Yes. Companies registered abroad cannot become residents of Defence City. Companies with connections to the aggressor state, sanctioned entities, or undisclosed beneficial owners are also excluded.
The regime is designed specifically for Ukrainian companies with transparent ownership structures and Ukrainian beneficiaries.

Can companies lose their residency?
Yes. Companies may voluntarily withdraw by submitting a request. If the government initiates removal, the case must go through a review process. Residency cannot be revoked automatically — it requires a justified decision by the Ministry of Defence, possibly involving other authorities such as the tax service or security agencies.
Removal may occur if a company violates the established criteria, for example:
- having links to sanctioned individuals
- failing to meet the 75% qualifying revenue requirement
- failing to disclose beneficial owners.
How many residents does the government expect?
I have heard estimates of 50–60 companies, but personally, I believe the number may be significantly higher. Earlier versions of the legislation had much stricter requirements, which only 10–15 companies could meet.
Now the framework allows even subcontractors to qualify, so the final number will depend on the manufacturers. I believe we could see around 100 companies by the end of 2026, with further growth in 2027.
How does Defence City compare with Diia City?

Diia City is designed for IT companies, while Defence City is focused on defence manufacturers.
Some defence companies — such as developers of UAVs, electronic warfare systems, or military software — may qualify for both regimes.
However, companies producing heavy armoured vehicles, ammunition, or other hardware cannot join Diia City. A company that is already a Diia City resident can also join Defence City, but it will not be able to use Defence City tax benefits simultaneously.
However, it will still gain access to other advantages, such as:
- export facilitation
- relocation support
- data protection in state registries.
I also expect additional benefits for Defence City residents in the future, such as faster access to government grants.
Companies must therefore evaluate which tax model is more advantageous. For example, if a company plans to build a new factory or launch new production lines, the Defence City income tax exemption could be beneficial because profits would be reinvested anyway.
A simple example: Let’s say a company earns $1 million in profit. Under the standard tax system, it would pay an 18% corporate income tax of $180,000.
If the company is a Defence City resident (and not using Diia City tax benefits), it can avoid paying this tax — but must reinvest the entire $1 million into development, modernisation, or expansion. In other words, companies can remain residents of both regimes but must choose which tax benefits to use.
Does participation mean more inspections?
No. The only obligation is to submit reports. No additional regulatory burdens or interference in business operations are expected. However, the Ministry of Defence will have access to residents’ financial information.
What concerns do manufacturers have?
From what we hear, manufacturers are mostly concerned about the limited list of eligible product categories. For example, communications equipment — such as radio manufacturers — is not currently included. Fibre-optic manufacturers cannot join yet either.

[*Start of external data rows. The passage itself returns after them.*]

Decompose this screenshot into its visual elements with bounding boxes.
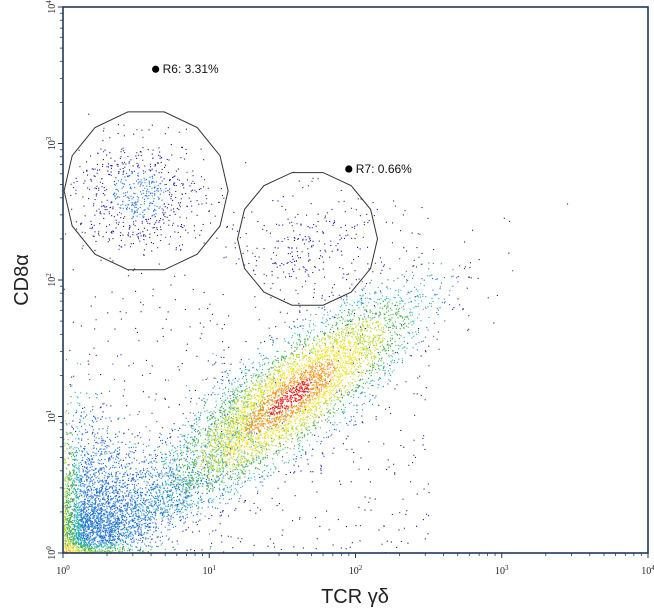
gate-regions: R6: 3.31% R7: 0.66% xyxy=(63,62,412,306)
event-dots xyxy=(63,113,569,554)
y-tick-label: 100 xyxy=(45,546,58,560)
x-tick-label: 101 xyxy=(203,564,217,577)
density-level-7-dots xyxy=(269,378,313,415)
gate-r6-marker[interactable] xyxy=(152,65,160,73)
x-tick-label: 103 xyxy=(495,564,509,577)
plot-frame xyxy=(62,6,649,554)
density-level-0-dots xyxy=(63,113,569,554)
x-tick-label: 104 xyxy=(641,564,654,577)
y-tick-label: 102 xyxy=(45,273,58,287)
y-tick-label: 101 xyxy=(45,409,58,423)
y-tick-label: 104 xyxy=(45,0,58,14)
gate-r7-region[interactable] xyxy=(236,172,379,306)
x-tick-label: 100 xyxy=(56,564,70,577)
density-level-6-dots xyxy=(63,359,337,554)
y-axis-title: CD8α xyxy=(11,254,33,306)
axis-ticks: 100 101 102 103 104 100 101 102 103 104 xyxy=(45,0,654,577)
x-axis-title: TCR γδ xyxy=(321,586,389,608)
y-tick-label: 103 xyxy=(45,136,58,150)
gate-r6-label: R6: 3.31% xyxy=(163,62,219,76)
x-tick-label: 102 xyxy=(349,564,363,577)
gate-r6-region[interactable] xyxy=(63,111,229,271)
gate-r7-marker[interactable] xyxy=(345,165,353,173)
density-level-3-dots xyxy=(65,300,411,553)
gate-r7-label: R7: 0.66% xyxy=(356,162,412,176)
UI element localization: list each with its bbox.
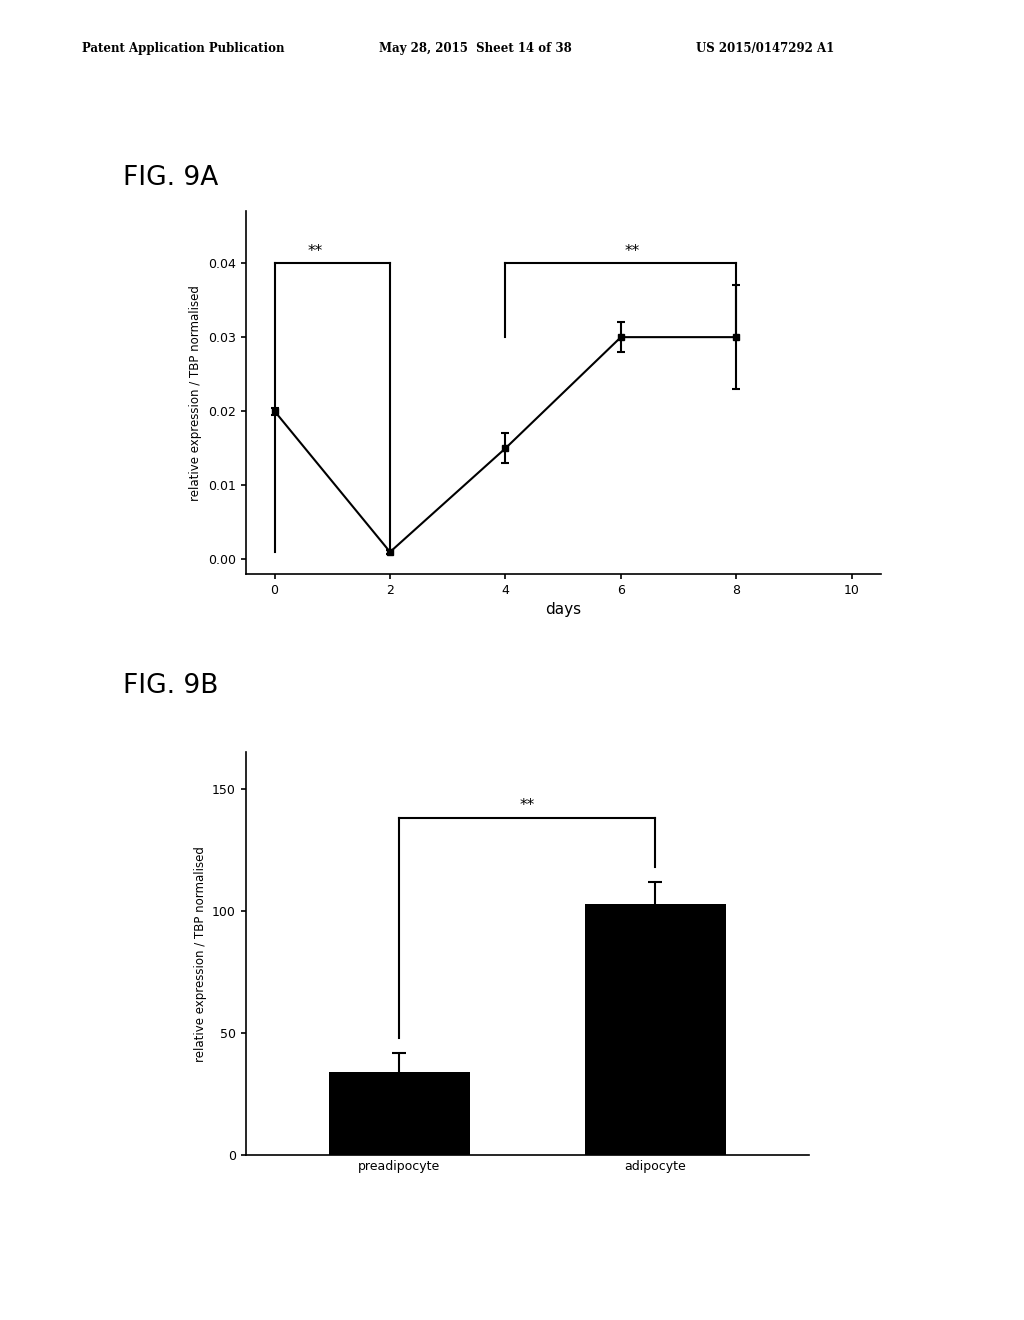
Text: **: ** bbox=[307, 244, 323, 259]
Text: May 28, 2015  Sheet 14 of 38: May 28, 2015 Sheet 14 of 38 bbox=[379, 42, 571, 55]
Text: US 2015/0147292 A1: US 2015/0147292 A1 bbox=[696, 42, 835, 55]
Y-axis label: relative expression / TBP normalised: relative expression / TBP normalised bbox=[194, 846, 207, 1061]
Text: **: ** bbox=[625, 244, 640, 259]
Text: Patent Application Publication: Patent Application Publication bbox=[82, 42, 285, 55]
Text: FIG. 9A: FIG. 9A bbox=[123, 165, 218, 191]
X-axis label: days: days bbox=[545, 602, 582, 618]
Text: FIG. 9B: FIG. 9B bbox=[123, 673, 218, 700]
Text: **: ** bbox=[520, 799, 535, 813]
Bar bbox=[329, 1072, 470, 1155]
Y-axis label: relative expression / TBP normalised: relative expression / TBP normalised bbox=[189, 285, 203, 500]
Bar bbox=[585, 904, 726, 1155]
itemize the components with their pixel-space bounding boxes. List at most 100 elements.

But the regime was designed specifically for companies in the defence-industrial complex, so there is a certain logic behind the current scope.
Overall, there are no major objections — mostly uncertainty about how the system will work in practice. I expect 2026 and even 2027 to be a period of stabilisation and refinement for the Defence City regime.
Your personal advice — should companies join?
My role is not to persuade manufacturers, but Defence City genuinely offers interesting and useful opportunities for defence companies. And it may be better to join now, before the program becomes overcrowded.
As someone responsible for government relations, I value feedback from manufacturers. The sooner companies join and begin providing feedback, the sooner we can start improving the system.
Ideally, within a year or a year and a half, Defence City should become a highly effective and well-refined regime.